Under this trade agreement public services and government contracts will be offered to transnationals triggering a new wave of privatisation and as is customary a significant drop in quality of service. This will impact how we deal with the ever looming threat of fracking for our energy needs and further degradation and dismantling of our National Health Service. As more of the NHS is privatised and placed in the hands of Wall Street backed money and death merchants we edge closer to an American healthcare model. Most people are aware of the American model on health care, it is essentially be rich or die and deregulation puts us at further risk of adopting this model as it is in the interest of many corporations not just American ones. The consequence is that it isn’t profitable to offer insurance to people who are currently ill so they won’t receive cover. Data will be shared and health insurance companies will decide who they do and do not wish to provide healthcare insurance to and we will be left with a maligned cross-section of UK citizens struggling to survive as increasingly the size of your bank account will be the determining factor on whether you should live.

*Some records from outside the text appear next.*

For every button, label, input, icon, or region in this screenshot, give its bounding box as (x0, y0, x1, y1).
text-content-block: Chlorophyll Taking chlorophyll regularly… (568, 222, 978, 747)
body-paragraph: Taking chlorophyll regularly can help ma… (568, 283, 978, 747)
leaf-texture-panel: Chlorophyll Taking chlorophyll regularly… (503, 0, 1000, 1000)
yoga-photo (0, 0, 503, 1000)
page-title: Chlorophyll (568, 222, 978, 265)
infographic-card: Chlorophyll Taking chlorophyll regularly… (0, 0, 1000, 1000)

And as private contracts are signed we will never see them back in public hands because:
We will also find that the trade agreement will equate corporations, foreign and domestic; to government status which is unthinkable, private corporations pushing their agendas cannot function in this manner if we wish to go on living in a democracy. As a democracy we make public policy decisions, with this trade agreement corporations will be able to sue the government if policies made democratically affect their profits negatively. So basically we can run our country democratically but the corporate entities can sue as soon as it doesn’t conform to their interests.
Just think if the NHS is 80% sold off and we finally realise this was a catastrophic error it is already too late, as taking it back to public hands would result in the corporate owners losing money and therefore suing the government (for potentially billions) in a tribunal operating outside of our powers leaving us with no chance of appealing the verdict.
TTIP exists to deregulate systems that ensure high standards across a multitude of areas that affect our daily lives whether it be; the food we consume, the air we breathe, the jobs we use to sustain ourselves, our well being in terms of health and safety and most crucially it would make a mockery of the democracy we get to experience. If you think your vote doesn’t make much of a difference now, if you feel Westminster isn’t representing you, that’s completely understandable, but you just wait, if deregulation can’t be vetoed, nobodies vote will mean anything, nobodies interests will be served, other than the interests of corporations to make more money and extend their control to ensure more money can always be exploited.